Wenn das Stillen an der Mutter zehrt

Wenn das Stillen an der Mutter zehrt

© fotolia, Werner Heiber

Stillen bedeutet: Ihr Körper stellt sicher, dass Ihr Baby immer ausreichend Milch bekommt. Und zwar in genau der Zusammen­setzung, die es braucht. Gut zu essen, egal zu welcher Tages- oder Nachtzeit, ist daher sehr wichtig für eine gute Stillzeit.

Wenn Sie selbst nicht ausreichend essen oder ausruhen, geht das schnell auf Kosten Ihrer Kräfte. Bitte versuchen Sie daher auf keinen Fall, in der der Stillzeit eine Diät zu machen!

Ein abwechslungsreicher Speiseplan mit Gemüse Obst, Fleisch und kohlen­hydrat­haltigen Beilagen hilft, ihre Versorgung zu sichern.
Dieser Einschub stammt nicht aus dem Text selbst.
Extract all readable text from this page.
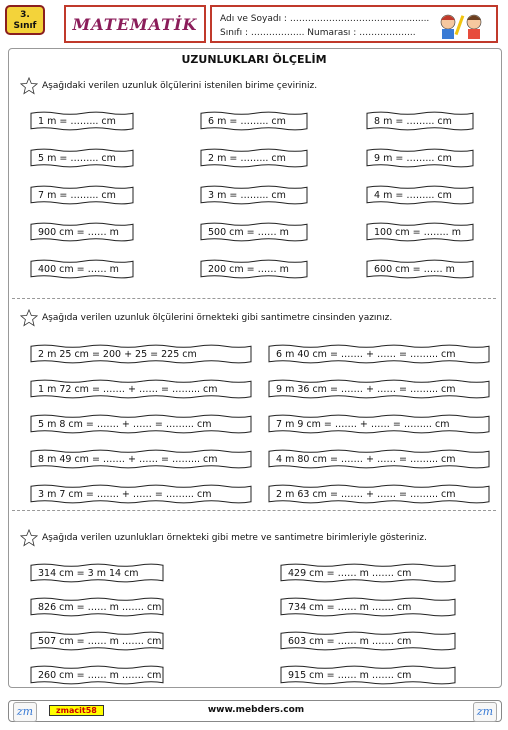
3.
Sınıf	MATEMATİK	Adı ve Soyadı : ………………………………...........
Sınıfı : ……………... Numarası : ……………....
UZUNLUKLARI ÖLÇELİM
Aşağıdaki verilen uzunluk ölçülerini istenilen birime çeviriniz.
Aşağıda verilen uzunluk ölçülerini örnekteki gibi santimetre cinsinden yazınız.
Aşağıda verilen uzunlukları örnekteki gibi metre ve santimetre birimleriyle gösteriniz.
1 m = ……... cm	6 m = ……... cm	8 m = ……... cm
5 m = ……... cm	2 m = ……... cm	9 m = ……... cm
7 m = ……... cm	3 m = ……... cm	4 m = ……... cm
900 cm = …… m	500 cm = …… m	100 cm = …….. m
400 cm = …… m	200 cm = …… m	600 cm = …… m
2 m 25 cm = 200 + 25 = 225 cm	6 m 40 cm = ……. + …… = ……... cm
1 m 72 cm = ……. + …… = ……... cm	9 m 36 cm = ……. + …… = ……... cm
5 m 8 cm = ……. + …… = ……... cm	7 m 9 cm = ……. + …… = ……... cm
8 m 49 cm = ……. + …… = ……... cm	4 m 80 cm = ……. + …… = ……... cm
3 m 7 cm = ……. + …… = ……... cm	2 m 63 cm = ……. + …… = ……... cm
314 cm = 3 m 14 cm	429 cm = …… m ……. cm
826 cm = …… m ……. cm	734 cm = …… m ……. cm
507 cm = …… m ……. cm	603 cm = …… m ……. cm
260 cm = …… m ……. cm	915 cm = …… m ……. cm
zm	zmacit58	www.mebders.com	zm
Ob sie zusätz­lich Vitamine und Mineral­stoffe nehmen sollten, klären Sie am besten mit Ihrer Hebamme oder Ihrem Arzt.

Machen Sie doch mal Mittagsschlaf!

Ein anderer Punkt ist das Thema Ausruhen. Mit einem Baby ist es erst einmal vorbei mir ruhigen Nächten zum Durchschlafen. Schlafmangel kann, vor allem wenn Sie wenig essen, ziemlich schnell dazu führen, dass Sie mit den Nerven am Ende sind. Tipp: Legen Sie möglichst oft einen Mittags­schlaf ein oder machen Sie ein Nicker­chen, wann immer es geht. Das gilt speziell auch für Mütter, die schon ältere Kinder haben. Dann sind umso mehr Kraft und Energie nötig, um gut durch den Tag und die Stillzeit zu kommen. Falls das mit dem Mittags­schlaf aus organisa­torischen Gründen nicht klappt: Am bestens abends früh ins Bett gehen.

Vollkommen schlapp und alles tut weh? Daran kann Vitaminmangel schuld sein

Manche Frauen haben in der Stillzeit plötzlich Gelenk- oder Knochen­schmerzen. Sie kommen kaum aus dem Bett, der Rücken schmerzt und sie fühlen sich schlapp. Auch die Hände tun weh und die Hand­ballen sind sehr empfindlich. Das sind eindeutige Zeichen einer Mangel­versorgung mit Vitamin D, Magnesium, Calcium und Vitamin B.

Bitte klären Sie mit Ihrer Hebamme oder Ihrem Arzt, welche Nahrungs­ergänzungs­mittel Ihnen jetzt helfen. Es ist immer sinnvoll, sich erst einmal von diesen Fachkräften beraten zu lassen, statt auf eigene Faust bestimmte Präparate einzunehmen. Im Einzelfall könnte ja auch einmal etwas anderes hinter den Schmerzen und der Schwäche stecken.